In the study of Crahım et al. [15], acromion morphology has been emphasized in the etiology of subacromial compression syndrome and detected acromion width as 3.68 ± 1.39 cm and acromion length was detected as 3.70 ± 2.66 cm. Collıpal et al. [7], have detected acromion width in their study as 25.12 ± 1.8 mm on the right side and 25.12 ± 1.8 mm on the left side. In the same study, acromion length was recorded as 69.12 ± 3.5 mm on the right side and 63.15 ± 7.1 mm on the left side. According to this study, acromion length between right and left side was found statistically significant. In our study, acromion width on the right side was 23.36 ± 2.99 mm on the right side and 22.68 ± 2.84 mm on the left side; acromion length was detected as 45.99 ± 5.90 mm on the right side and 45.72 ± 6.62 mm on the left side. Acromion width values obtained in our study comply with results of Collıpal et al. [7]. Other results of ours are different from the literature. The difference between our results on the right and left side is not statistically significant despite Collıpal et al. [7]. However, the difference between the genders is statistically significant in both parameters.

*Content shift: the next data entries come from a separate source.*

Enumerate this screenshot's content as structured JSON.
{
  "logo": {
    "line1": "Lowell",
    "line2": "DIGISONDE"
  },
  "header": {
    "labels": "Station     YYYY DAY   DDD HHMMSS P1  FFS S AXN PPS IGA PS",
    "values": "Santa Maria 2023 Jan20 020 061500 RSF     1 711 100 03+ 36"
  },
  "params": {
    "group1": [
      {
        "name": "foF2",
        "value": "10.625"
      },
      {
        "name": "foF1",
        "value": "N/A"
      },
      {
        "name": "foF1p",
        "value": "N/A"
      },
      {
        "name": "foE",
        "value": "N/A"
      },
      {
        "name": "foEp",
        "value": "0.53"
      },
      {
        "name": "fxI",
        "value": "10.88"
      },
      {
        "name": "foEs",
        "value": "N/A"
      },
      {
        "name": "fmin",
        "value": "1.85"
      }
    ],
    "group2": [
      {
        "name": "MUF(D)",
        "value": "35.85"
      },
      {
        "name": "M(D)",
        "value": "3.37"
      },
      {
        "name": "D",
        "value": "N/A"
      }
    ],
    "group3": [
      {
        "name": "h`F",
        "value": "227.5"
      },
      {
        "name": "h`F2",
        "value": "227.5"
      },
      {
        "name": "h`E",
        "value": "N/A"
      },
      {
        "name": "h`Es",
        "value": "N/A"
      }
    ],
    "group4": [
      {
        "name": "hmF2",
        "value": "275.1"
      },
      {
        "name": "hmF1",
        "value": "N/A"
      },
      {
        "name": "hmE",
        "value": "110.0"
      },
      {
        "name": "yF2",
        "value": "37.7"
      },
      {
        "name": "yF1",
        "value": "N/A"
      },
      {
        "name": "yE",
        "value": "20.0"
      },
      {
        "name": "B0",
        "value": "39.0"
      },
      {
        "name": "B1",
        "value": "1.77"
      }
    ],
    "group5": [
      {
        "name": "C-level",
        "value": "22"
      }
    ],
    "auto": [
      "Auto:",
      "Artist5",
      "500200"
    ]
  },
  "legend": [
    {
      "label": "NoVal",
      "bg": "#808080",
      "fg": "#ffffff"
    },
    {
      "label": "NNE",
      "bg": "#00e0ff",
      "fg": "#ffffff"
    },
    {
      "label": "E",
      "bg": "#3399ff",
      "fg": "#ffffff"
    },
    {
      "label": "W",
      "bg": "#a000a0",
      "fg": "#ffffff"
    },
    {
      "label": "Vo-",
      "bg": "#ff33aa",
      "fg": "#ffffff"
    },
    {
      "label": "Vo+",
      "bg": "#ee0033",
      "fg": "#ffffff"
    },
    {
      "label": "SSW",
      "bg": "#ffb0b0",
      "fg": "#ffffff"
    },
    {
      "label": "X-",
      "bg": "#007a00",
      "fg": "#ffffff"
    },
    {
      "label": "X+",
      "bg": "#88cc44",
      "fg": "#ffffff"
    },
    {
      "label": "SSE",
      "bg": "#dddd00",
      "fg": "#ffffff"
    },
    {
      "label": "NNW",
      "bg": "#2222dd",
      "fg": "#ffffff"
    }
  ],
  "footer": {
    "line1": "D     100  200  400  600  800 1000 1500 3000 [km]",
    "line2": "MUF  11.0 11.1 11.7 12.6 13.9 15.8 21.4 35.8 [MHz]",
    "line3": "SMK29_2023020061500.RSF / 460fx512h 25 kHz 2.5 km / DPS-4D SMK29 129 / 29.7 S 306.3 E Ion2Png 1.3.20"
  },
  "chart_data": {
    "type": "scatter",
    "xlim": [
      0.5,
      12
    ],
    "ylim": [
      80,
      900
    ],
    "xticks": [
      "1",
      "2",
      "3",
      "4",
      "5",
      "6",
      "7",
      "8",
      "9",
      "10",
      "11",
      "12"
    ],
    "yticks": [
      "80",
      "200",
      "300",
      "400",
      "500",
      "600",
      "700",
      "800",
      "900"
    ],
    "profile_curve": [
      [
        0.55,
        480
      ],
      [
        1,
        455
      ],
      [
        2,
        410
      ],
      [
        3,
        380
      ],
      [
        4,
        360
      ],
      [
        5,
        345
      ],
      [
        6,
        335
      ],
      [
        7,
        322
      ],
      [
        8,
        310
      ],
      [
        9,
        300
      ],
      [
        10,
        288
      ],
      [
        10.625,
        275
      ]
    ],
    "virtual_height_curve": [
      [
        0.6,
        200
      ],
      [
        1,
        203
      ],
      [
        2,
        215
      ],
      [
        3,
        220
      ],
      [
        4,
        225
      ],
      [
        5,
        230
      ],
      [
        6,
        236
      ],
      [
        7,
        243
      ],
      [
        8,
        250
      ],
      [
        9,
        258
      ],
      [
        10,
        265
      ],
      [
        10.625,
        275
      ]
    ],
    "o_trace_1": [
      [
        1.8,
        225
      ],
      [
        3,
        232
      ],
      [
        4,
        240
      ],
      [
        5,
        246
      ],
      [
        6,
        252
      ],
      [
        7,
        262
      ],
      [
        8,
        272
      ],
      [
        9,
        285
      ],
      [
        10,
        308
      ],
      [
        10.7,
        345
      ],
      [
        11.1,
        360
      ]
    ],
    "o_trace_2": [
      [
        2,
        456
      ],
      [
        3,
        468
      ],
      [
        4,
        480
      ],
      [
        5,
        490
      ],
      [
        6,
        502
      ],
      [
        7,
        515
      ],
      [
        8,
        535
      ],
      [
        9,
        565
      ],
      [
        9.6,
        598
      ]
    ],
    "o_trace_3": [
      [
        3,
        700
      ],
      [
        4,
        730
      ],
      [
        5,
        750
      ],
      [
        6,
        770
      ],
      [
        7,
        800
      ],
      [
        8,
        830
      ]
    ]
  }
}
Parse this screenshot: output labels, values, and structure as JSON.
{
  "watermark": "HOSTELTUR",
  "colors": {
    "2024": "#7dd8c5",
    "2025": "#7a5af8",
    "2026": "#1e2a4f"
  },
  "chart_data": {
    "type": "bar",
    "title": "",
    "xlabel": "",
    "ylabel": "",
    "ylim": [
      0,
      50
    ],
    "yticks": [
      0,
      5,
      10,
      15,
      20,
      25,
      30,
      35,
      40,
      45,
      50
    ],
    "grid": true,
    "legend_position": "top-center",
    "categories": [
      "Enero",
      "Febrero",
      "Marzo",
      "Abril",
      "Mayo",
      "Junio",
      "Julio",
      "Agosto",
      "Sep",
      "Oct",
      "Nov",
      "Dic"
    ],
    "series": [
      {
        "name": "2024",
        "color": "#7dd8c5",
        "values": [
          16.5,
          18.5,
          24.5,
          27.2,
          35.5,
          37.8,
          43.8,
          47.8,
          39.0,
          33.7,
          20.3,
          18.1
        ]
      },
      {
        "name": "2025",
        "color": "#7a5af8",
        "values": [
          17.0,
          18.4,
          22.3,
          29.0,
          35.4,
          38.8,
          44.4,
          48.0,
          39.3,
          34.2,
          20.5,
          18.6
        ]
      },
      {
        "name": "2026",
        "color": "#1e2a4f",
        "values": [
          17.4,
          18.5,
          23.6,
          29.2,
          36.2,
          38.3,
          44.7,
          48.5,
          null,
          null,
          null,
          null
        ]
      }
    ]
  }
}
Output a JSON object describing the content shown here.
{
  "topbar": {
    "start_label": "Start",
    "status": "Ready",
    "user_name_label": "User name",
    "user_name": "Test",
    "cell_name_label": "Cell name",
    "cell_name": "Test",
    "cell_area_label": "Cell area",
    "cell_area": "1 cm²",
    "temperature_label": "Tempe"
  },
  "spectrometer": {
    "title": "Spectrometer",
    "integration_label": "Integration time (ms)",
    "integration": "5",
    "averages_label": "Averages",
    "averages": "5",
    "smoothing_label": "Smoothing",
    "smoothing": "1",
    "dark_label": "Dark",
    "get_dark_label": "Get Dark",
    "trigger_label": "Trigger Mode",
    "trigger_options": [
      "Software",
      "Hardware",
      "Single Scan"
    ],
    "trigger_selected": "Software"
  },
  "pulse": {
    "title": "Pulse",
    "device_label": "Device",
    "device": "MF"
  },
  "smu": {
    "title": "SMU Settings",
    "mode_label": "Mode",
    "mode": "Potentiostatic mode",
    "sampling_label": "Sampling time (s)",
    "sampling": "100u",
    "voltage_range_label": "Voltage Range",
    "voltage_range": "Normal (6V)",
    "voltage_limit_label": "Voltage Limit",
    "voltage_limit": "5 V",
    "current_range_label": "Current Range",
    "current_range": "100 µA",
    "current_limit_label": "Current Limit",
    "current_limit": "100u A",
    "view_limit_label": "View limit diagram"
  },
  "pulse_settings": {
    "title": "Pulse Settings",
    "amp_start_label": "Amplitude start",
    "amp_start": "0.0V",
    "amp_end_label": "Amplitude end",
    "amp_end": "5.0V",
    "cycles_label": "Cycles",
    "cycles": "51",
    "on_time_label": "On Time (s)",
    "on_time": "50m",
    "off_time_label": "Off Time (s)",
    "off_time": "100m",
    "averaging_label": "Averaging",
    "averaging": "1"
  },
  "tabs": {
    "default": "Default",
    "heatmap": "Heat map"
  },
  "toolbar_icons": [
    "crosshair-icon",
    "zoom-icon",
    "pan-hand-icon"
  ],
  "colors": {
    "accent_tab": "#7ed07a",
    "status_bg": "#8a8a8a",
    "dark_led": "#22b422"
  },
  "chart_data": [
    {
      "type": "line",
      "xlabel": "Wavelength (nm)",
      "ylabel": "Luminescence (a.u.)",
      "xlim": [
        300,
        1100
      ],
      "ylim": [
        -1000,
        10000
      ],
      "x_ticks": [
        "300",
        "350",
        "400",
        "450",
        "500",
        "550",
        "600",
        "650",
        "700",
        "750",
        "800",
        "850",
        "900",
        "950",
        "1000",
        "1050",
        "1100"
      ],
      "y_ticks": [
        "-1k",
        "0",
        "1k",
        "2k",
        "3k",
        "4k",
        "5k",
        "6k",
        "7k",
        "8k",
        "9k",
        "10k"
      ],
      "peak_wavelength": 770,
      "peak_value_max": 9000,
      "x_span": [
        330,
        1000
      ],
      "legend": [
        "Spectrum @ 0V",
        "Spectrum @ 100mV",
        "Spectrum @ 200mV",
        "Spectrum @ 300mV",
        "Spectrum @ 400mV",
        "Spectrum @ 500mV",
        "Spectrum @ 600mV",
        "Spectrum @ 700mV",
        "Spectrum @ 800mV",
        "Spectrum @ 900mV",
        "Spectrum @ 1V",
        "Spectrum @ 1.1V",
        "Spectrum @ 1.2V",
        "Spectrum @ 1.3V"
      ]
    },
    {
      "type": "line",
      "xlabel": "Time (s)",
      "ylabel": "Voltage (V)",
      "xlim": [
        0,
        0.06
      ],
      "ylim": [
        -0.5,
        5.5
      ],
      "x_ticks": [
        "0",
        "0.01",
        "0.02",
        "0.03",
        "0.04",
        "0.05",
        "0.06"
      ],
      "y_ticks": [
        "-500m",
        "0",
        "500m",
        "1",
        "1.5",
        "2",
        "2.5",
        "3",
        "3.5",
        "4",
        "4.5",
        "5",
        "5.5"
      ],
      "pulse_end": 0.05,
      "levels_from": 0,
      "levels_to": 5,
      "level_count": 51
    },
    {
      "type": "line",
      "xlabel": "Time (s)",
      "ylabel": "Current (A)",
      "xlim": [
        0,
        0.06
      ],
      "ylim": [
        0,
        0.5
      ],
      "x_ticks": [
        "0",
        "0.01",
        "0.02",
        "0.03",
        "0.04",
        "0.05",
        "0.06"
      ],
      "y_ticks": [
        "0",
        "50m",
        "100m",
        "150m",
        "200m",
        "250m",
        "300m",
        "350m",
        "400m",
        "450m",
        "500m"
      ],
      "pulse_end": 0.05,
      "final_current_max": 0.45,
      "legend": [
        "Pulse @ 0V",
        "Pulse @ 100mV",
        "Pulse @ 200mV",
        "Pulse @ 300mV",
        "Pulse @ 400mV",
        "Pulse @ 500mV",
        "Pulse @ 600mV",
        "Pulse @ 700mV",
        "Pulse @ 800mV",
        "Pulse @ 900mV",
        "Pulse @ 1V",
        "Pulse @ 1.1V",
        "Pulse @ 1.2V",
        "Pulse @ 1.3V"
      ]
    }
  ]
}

Rotator cuff adheres onto the humerus by passing from the narrow gap between the humerus head and coracoacromial arc. Any kind of mechanical factors narrowing the supraspinatus exit causes friction and abrasion on the tendon [3]. Coracoacromial distance is an important factor to understand etiology of shoulder pains. Wide gap decreases the risk of pain due to this region [1]. Narrower gap causes more risk for occurrence of rotator cuff ruptures [6]. In the study of Ünal et al. [16], coracoacromial distance was recorded as 21.4 mm in the narrowest place and as 33.3 mm in the widest place. Collıpal et al. [7] have reported this distance as 39.76 ± 5.2 mm on the right and 39.55 ± 5.4 mm on the left and they have mentioned that the difference between two sides are not statistically significant. Alpyörük Taşer et al. [1], have reported coracoacromial distance as 30.8 ± 4.5 mm in female patients and 35.5 ± 3.7 mm in male patients. The difference between the genders is statistically significant. In our study, the narrowest distance between acromion and coracoid process was detected as 14.31 ± 4.34 mm in females and 16.30 ± 4.88 mm in males. We believe that the cause for lower values detected in our study when compared with the values in the literature is due to the measurement from the narrowest site of coracoacromial distance. Furthermore, since our findings are close to those detected by Ünal et al. [16], this narrow distance may be a characterictics of Turkish community.

Because deltoid adherence site is completely preserved in acromioplasty surgery which creates basic philosophy of arthroscopic subacromial decompression, it is more advantageous than open techniques [11]. To know anatomic details and variations of the region is important for diagnosis and treatment. Furthermore, to recognize that important parameters of the region may change according to the race, gender and lateralization will significantly increase the surgical achievement. Therefore, we believe that data that we revealed would be useful for orthopedists in differential diagnosis and surgical interventions of shoulder pains. Furthermore, we think that our study is useful for creation of statistical and reference information of Turkish community.